After all, all of Russia’s fury and its various historical wounds are associated with the US – a country that, in the Russian mind, has stripped it of its superpower status. This is an absurd claim, since the country that has relegated Russia to a secondary status is China.
As for Japan: its main threat is the PRC, while an increasingly depopulated, bankrupt, and militarily disgraced Russia is in some distant background.
Undoubtedly, contradictions in the interests of Japan and Russia exist. The Kuril Islands are only their most glaring expression and a kind of anomaly. Moreover, it is the only territorial conflict between the two superpowers, the existence of which is admitted by both sides. However, this is only the tip of the iceberg. Russia is dangerous to Japan as an ally of China, as a possible partner in Beijing’s various political maneuvers. This shows the role of the irrational factor in politics: the rules of the political game say that with two neighbors potentially dangerous and at odds with each other, one should support the weaker neighbor against the stronger one. Russia should therefore support Japan and try at all costs to win its friendship against China, e.g. by renouncing at least some economically worthless and only partially militarily useful islands of the Kuril Archipelago. However, the opposite is true: Russia emphasizes and cultivates its friendship with China, while at the same time endangering the Japanese in various ways.
Why?
The reasons are also irrational. The fact that Japan is an ally of the US, that it celebrated the fall of the USSR in contrast to China, that it is an ideological opponent of communism, that it has an environmental tilt due to its allergy to nuclear weapons and various sad adventures with typhoons and tsunamis, etc.

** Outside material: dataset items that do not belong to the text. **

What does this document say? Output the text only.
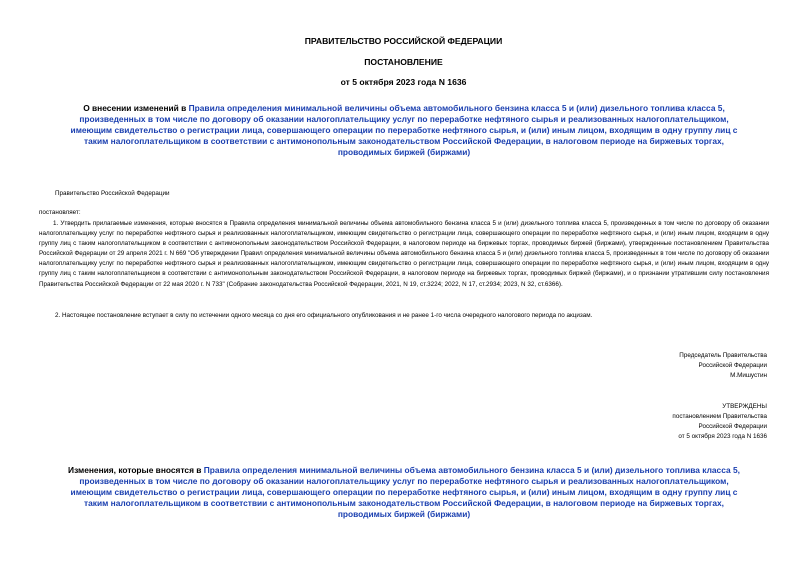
ПРАВИТЕЛЬСТВО РОССИЙСКОЙ ФЕДЕРАЦИИ
ПОСТАНОВЛЕНИЕ
от 5 октября 2023 года N 1636
О внесении изменений в Правила определения минимальной величины объема автомобильного бензина класса 5 и (или) дизельного топлива класса 5, произведенных в том числе по договору об оказании налогоплательщику услуг по переработке нефтяного сырья и реализованных налогоплательщиком, имеющим свидетельство о регистрации лица, совершающего операции по переработке нефтяного сырья, и (или) иным лицом, входящим в одну группу лиц с таким налогоплательщиком в соответствии с антимонопольным законодательством Российской Федерации, в налоговом периоде на биржевых торгах, проводимых биржей (биржами)
Правительство Российской Федерации
постановляет:
1. Утвердить прилагаемые изменения, которые вносятся в Правила определения минимальной величины объема автомобильного бензина класса 5 и (или) дизельного топлива класса 5, произведенных в том числе по договору об оказании налогоплательщику услуг по переработке нефтяного сырья и реализованных налогоплательщиком, имеющим свидетельство о регистрации лица, совершающего операции по переработке нефтяного сырья, и (или) иным лицом, входящим в одну группу лиц с таким налогоплательщиком в соответствии с антимонопольным законодательством Российской Федерации, в налоговом периоде на биржевых торгах, проводимых биржей (биржами), утвержденные постановлением Правительства Российской Федерации от 29 апреля 2021 г. N 669 "Об утверждении Правил определения минимальной величины объема автомобильного бензина класса 5 и (или) дизельного топлива класса 5, произведенных в том числе по договору об оказании налогоплательщику услуг по переработке нефтяного сырья и реализованных налогоплательщиком, имеющим свидетельство о регистрации лица, совершающего операции по переработке нефтяного сырья, и (или) иным лицом, входящим в одну группу лиц с таким налогоплательщиком в соответствии с антимонопольным законодательством Российской Федерации, в налоговом периоде на биржевых торгах, проводимых биржей (биржами), и о признании утратившим силу постановления Правительства Российской Федерации от 22 мая 2020 г. N 733" (Собрание законодательства Российской Федерации, 2021, N 19, ст.3224; 2022, N 17, ст.2934; 2023, N 32, ст.6366).
2. Настоящее постановление вступает в силу по истечении одного месяца со дня его официального опубликования и не ранее 1-го числа очередного налогового периода по акцизам.
Председатель Правительства
Российской Федерации
М.Мишустин
УТВЕРЖДЕНЫ
постановлением Правительства
Российской Федерации
от 5 октября 2023 года N 1636
Изменения, которые вносятся в Правила определения минимальной величины объема автомобильного бензина класса 5 и (или) дизельного топлива класса 5, произведенных в том числе по договору об оказании налогоплательщику услуг по переработке нефтяного сырья и реализованных налогоплательщиком, имеющим свидетельство о регистрации лица, совершающего операции по переработке нефтяного сырья, и (или) иным лицом, входящим в одну группу лиц с таким налогоплательщиком в соответствии с антимонопольным законодательством Российской Федерации, в налоговом периоде на биржевых торгах, проводимых биржей (биржами)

Someone will say that these are trifles, only that it would take a great deal of effort from both sides, especially from Russia, to overcome these “trifles”.
(…)
If most of Europe is organized as an entire unit, and even doubled in strength, since the EU is one force and NATO the other; if North America has its own free trade organization, and the U.S. remains on good terms with its neighbors; if South America is not experiencing violent border conflicts after all, and the two candidates for leadership there, Brazil and Argentina, are in a state of relative equilibrium, there is nothing of the sort in Asia. There is no strong regional alliance. There is no major supranational economic organization, and the only one that exists, the ASEAN organization of states, contains no superpower in its membership, but is a true ethnic melting pot that includes Confucian and communist Vietnam, Catholic, and free-market Philippines, and Muslim and authoritarian Indonesia, among others.
Asia is indeed the most dangerous and unpredictable continent.
One more point: the Sino-Indian rivalry. China considers the U.S. to be its main ideological enemy, but a closer competitor is India, which as we speak already has a larger population than the PRC, and this gap will grow wider and wider.
A third war… Excuse me: a nuclear war will break out in Asia?
I hope that neither you nor I will have to check whether it will, and what will happen then. One would like to maliciously say that since we Europeans caused and survived World War I and World War II, although here the Japanese are also co-responsible, in World War III it would be useful for us to sit on the spectator’s bench and see the destruction of others.
However, it is not that simple. The world is getting smaller and events even in very remote regions of the world can have repercussions for us as well. I would prefer that World War III be played out only in the fictional scenarios of computer games, however given the harmfulness of such forms of entertainment, perhaps it would be better if it wasn’t at all.
This interview was published in October 2022 in “Do Rzeczy” magazine.